He visitado San Pedro de Atacama quizá unas 30 veces en los últimos unos 30 años por motivos de trabajo. He visto cómo se ha envenenado a la gallina de los huevos de oro con una poción silenciosa pero igualmente letal, que más allá de la periferia caótica y de notoria mala calidad constructiva, ha transformado el centro del pueblo en un barriento bulevar, atestado de locales de artesanía de dudosa procedencia, baratijas sin ningún valor autóctono, muchas de ellas provenientes de Guatemala y Bolivia y de venta de tours, una oferta gastronómica mediocre y más locales de tours y souvenirs desechables de mal gusto, atendidos mayoritariamente por inmigrantes, en un lugar donde el local solía ser intocable.
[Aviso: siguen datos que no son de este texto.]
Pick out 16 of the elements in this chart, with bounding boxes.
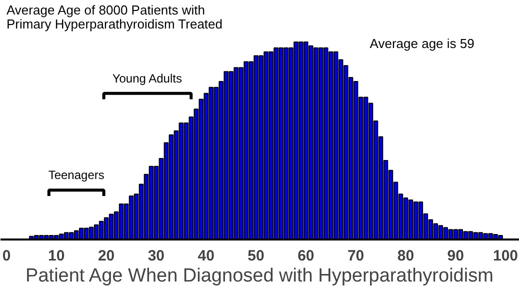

La calle principal, de cuyas ventanas emana un característico aire que mezcla incienso, palo santo y marihuana -todo a la vez- dejó atrás la arquitectura vernácula que la caracterizaba, para dar paso a un pintarrajeado callejón, descuidado, desatendido de la autoridad, envuelto en una ruidosa mezcla de músicas centroamericanas que terminaron por cancelar a la zampoña, el charango, la quena y el bombo andino. Una vereda llena de hoyos en la que no es raro ver a borrachos peleando a plena luz del día, cayéndose encima de turistas extranjeros que, atónitos, descubren de este modo nuestro patrimonio cultural.
Afuera, en la periferia del oasis, sobre el cordón de ayllus donde aún sobrevive la magia originaria, algunos hoteles de alto estándar resisten el avance de la vulgaridad irradiada desde el centro, sosteniendo —aunque para unos pocos— una oferta regulada, medida, y tranquila de los recursos naturales.
San Pedro se convirtió en la zona de sacrificio del Desierto de Atacama. Ignoro si fue por decreto o por dejación. Ignoro si hay o no consciencia de ello a nivel administrativo. Por ahora es lo que hay, y no le veo una pronta salida, a este callejón sin salida.